Poetae novelli
Nell’età dei rètori e dell’erudizione trionfante, la poesia sembra aver perso ormai ogni centralità culturale, o addirittura la definizione del proprio genere: essa emerge più che altro come un raffinato hobby delle classi elevate.
Si continua, invece, a praticare un genere di poesia minore e mistiforme, una sorta di via secondaria della poesia latina, con una sua continuità, cui appartengono i "poetae novelli", un vero e proprio "movimento", del sec. II, fiorito all’epoca di Adriano (egli stesso è pregevole verificatore, di gusto decadente).
Al gruppo appartengono:
- Terenziano Mauro, "teorico" del gruppo, cui ha assegnato la definizione. E’ autore di un elaborato trattato di metrica – "De litteris syllabis et metri Horatii" – giuntoci solo in parte, in cui tra l’altro espone la tesi della scuola "derivazionistica" (e cioè: tutti i metri greci e latini non sarebbero altro che modificazioni di due strutture metriche fondamentali: l’esametro e il trimetro giambico).

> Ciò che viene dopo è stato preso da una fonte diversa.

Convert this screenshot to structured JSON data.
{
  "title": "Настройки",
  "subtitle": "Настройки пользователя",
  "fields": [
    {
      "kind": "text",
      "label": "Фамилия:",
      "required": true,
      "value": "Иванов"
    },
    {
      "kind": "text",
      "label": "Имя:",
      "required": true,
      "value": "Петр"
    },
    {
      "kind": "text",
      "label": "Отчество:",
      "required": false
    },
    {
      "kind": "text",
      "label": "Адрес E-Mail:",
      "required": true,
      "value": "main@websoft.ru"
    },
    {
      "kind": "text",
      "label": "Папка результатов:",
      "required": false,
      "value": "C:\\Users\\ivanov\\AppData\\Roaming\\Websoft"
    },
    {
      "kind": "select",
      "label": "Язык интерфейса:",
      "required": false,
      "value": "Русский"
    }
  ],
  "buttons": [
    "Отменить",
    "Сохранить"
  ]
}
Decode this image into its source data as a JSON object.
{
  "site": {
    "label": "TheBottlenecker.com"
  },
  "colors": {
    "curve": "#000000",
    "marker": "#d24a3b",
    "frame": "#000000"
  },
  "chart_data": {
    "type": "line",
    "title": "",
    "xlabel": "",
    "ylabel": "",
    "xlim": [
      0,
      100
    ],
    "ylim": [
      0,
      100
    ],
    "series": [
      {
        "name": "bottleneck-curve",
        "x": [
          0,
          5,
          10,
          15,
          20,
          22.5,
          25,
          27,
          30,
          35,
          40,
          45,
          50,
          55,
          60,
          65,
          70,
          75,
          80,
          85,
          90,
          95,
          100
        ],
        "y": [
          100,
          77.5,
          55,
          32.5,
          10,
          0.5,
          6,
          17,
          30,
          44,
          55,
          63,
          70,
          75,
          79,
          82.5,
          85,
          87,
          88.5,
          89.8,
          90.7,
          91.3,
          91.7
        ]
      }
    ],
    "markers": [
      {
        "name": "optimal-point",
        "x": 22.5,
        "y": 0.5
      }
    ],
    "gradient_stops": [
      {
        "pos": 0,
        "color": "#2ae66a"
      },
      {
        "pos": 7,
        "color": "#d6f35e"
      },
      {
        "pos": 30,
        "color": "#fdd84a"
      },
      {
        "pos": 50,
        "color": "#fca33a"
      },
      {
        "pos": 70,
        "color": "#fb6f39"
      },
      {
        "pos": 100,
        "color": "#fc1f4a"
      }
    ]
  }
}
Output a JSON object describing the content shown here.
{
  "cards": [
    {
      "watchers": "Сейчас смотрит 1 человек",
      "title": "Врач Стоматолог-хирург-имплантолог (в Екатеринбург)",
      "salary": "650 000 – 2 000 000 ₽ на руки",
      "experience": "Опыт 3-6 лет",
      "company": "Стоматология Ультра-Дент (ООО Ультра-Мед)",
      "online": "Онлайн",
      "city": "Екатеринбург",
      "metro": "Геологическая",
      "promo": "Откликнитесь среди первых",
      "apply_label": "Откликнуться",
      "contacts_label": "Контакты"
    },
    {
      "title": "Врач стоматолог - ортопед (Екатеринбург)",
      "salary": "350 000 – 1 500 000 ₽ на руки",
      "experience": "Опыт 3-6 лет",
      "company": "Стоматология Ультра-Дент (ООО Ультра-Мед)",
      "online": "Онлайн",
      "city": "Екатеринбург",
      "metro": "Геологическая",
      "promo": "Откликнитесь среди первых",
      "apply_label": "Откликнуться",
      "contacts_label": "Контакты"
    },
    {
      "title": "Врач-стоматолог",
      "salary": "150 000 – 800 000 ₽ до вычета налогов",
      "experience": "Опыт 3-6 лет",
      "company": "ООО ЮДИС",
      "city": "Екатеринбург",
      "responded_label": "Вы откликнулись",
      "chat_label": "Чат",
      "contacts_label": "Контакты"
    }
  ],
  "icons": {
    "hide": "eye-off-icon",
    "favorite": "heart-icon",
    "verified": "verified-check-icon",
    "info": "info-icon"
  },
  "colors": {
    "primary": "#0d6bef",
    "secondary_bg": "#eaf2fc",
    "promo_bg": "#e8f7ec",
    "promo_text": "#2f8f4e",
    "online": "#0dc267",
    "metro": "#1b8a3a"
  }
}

- Ammiano, autore dei "Carmina fallisca" (dal metro anomalo "falisco") e anche dei misteriosi "Fescennini".
- Alfio Avito, che poetò sugli uomini illustri della storia di Roma.
- Un certo Mariano, che compose dei "Lupercalia".
- Settimio Severo, che cantò temi rurali e pastorali.
Il nuovo stile puntava a costruire moduli preziosi, e quasi lambiccanti, su temi semplici e anche futili, riducendo lo spessore dei sentimenti e dei concetti. Comune è lo sperimentalismo metrico: si escogitano forme nuove (ad es., il già citato "falisco"), oppure, sempre in segno di rottura rispetto ai grandi classici, si cantano temi tradizionali su metri inattesi e apparentemente impropri (abbiamo addirittura forme di metrica figurata).
Concorrevano a formare il loro gusto la tendenza arcaicizzante dell’età adrianea, i modi dei "neoteroi" previrgiliani e la poesia greca contemporanea.